How to escape the echo chamber

Communication strategies to contain conspiratorial thinking

  1. preventing/slowing down the spreading of conspiracy theories (e.g. by encouraging people to ask themselves four simple questions before sharing a post: Do I recognize the news organization that posted the story? Does the information in the post seem believable? Is the post written in a style that I expect from a professional news organization? Is the post politically motivated?),
  2. preventively “inoculating” the public against the techniques of science denial (”prebunking”) by creating awareness about the risk of misinformation and,
  3. debunking conspiracy theories by refuting weak pieces evidence, and by exposing unjustified/unreasonable beliefs as well as logical/factual incoherences (e.g. through fact checking, source analysis etc), and
  4. cognitively empowering people to think more rationally rather than relying on their intuition. This strategy requires more substantial interventions in terms of education and culture, which are examined in subsequent sections.

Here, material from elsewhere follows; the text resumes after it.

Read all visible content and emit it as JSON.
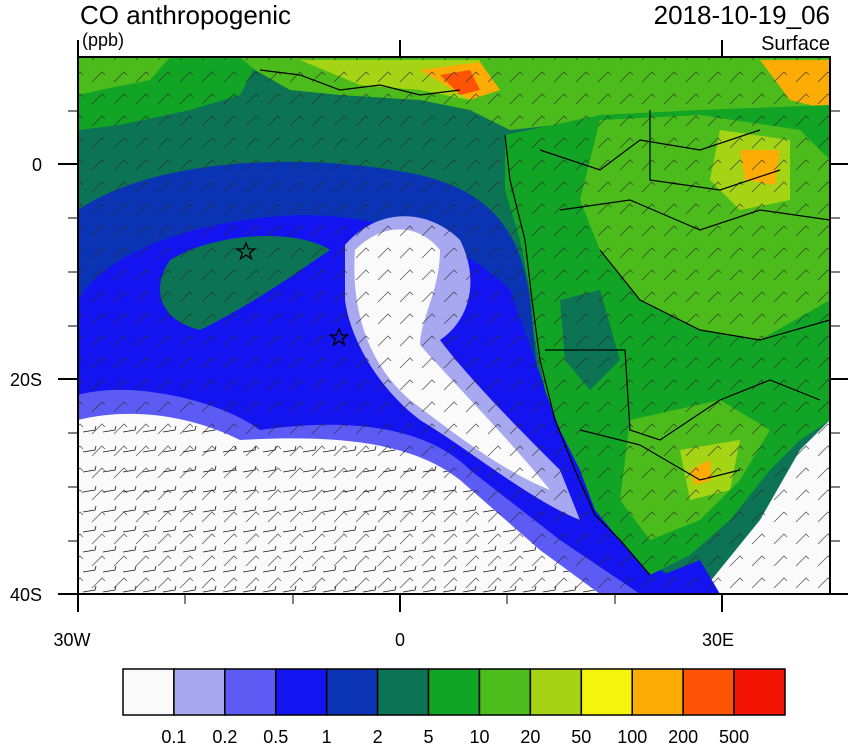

In general, trying to get through to committed conspiracy theorists with facts or rational/scientific findings is far more challenging and resource-consuming than convincing someone who has not fallen into the epistemic trap yet. In addition, “Brandolini’s law” suggests that it generally takes substantially more time and effort to refute misinformation and falsehoods than to produce it. Among the most effective interventions to discourage conspiratorial thinking at its source we can therefore find regulatory measures that assign clear responsibilities and liabilities for the negative consequences of creating and spreading misinformation. Such measures would clarify that freedoms and rights are necessarily preconditioned by corresponding duties and responsibilities. In the absence of regulation and given limited resources, it should be more resource-efficient to primarily address those parts of the population which are still responsive to facts and rational/scientific findings. In this sense Phil Williamson argues that publicly refuting misinformation is generally worth the effort, although usually more for the benefit of other audiences than for the benefit of the misinforming person. However, in some cases it might still be worthwhile to focus directly on influencers who function as pandemic “super-spreaders” of conspiracy theories. Drawing from experiences with deradicalization and exit counseling, the conspiracy theory handbook suggests three communication strategies that are effective in liberating members from politically extremist groups as well as religious cults:

  1. Using trusted messengers, for instance former community members or social peers who are considered to be particularly trustworthy.
  2. Affirming critical thinking: Conspiracy theorists often see themselves as critical thinkers, and sometimes their critical thinking skills can be redirected towards the conspiracy theory itself.
  3. Avoiding ridicule and showing empathy — building trust through a respectful, empathic relationship and leading by example. This approach also includes ensuring that those willing to leave their echo chambers are not feeling left alone. The fear and the emotional costs of breaking with the social relationships that ideological communities may have provided can represent a powerful obstacle.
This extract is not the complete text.